Summarized nicely on BestSF website:

[...]The story is a reflection by a journalist, an old friend of the man who has, to the world’s surprise, become the first man in orbit and who, to the world’s horror, is destined to live out his final days in orbit, unable to return.

There’s an elegiac tone as the journalist reflects on how humanity has been brought together by the plight of the astronaut, alone in what he has coined ‘the cave of night’. There is one-way communication with the astronaut, and so humanity can tune in to his broadcasts as the passes over the Earth, the broadcasts in which he becomes increasingly weaker as death beckons.

His death is not in vain, as humanity embraces the need to reach for the stars.

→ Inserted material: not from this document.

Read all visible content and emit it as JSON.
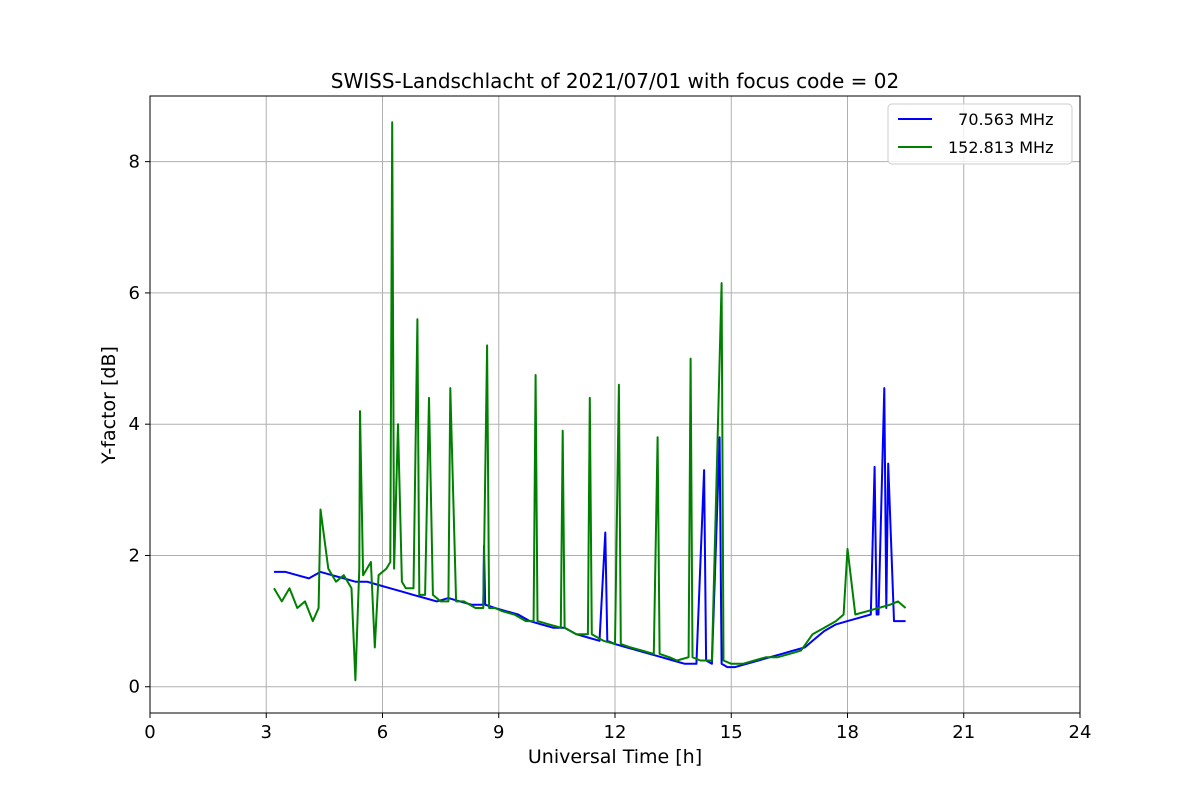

However, it transpires that the journalist’s reflections have been set off by a chance encounter in Times Square some years later… [6]

An encounter with a man he's sure is the astronaut.

Here it's faked, but note "ghost ship" motif, with a twist, for containment in a high-tech sarcophagus in space, a tomb out of technology that was supposed to protect from the dangers of space. Cf. and contrast J. G. Ballard's "The Dead Astronaut," "The Jameson Satellite," MAROONED, 2001: A SPACE ODYSSEY (film), and novel, and (in a very general sense) AD ASTRA and the motif of entering a spacecraft/"ghost ship" with dead bodies and/or related horrors, e.g., EVENT HORIZON.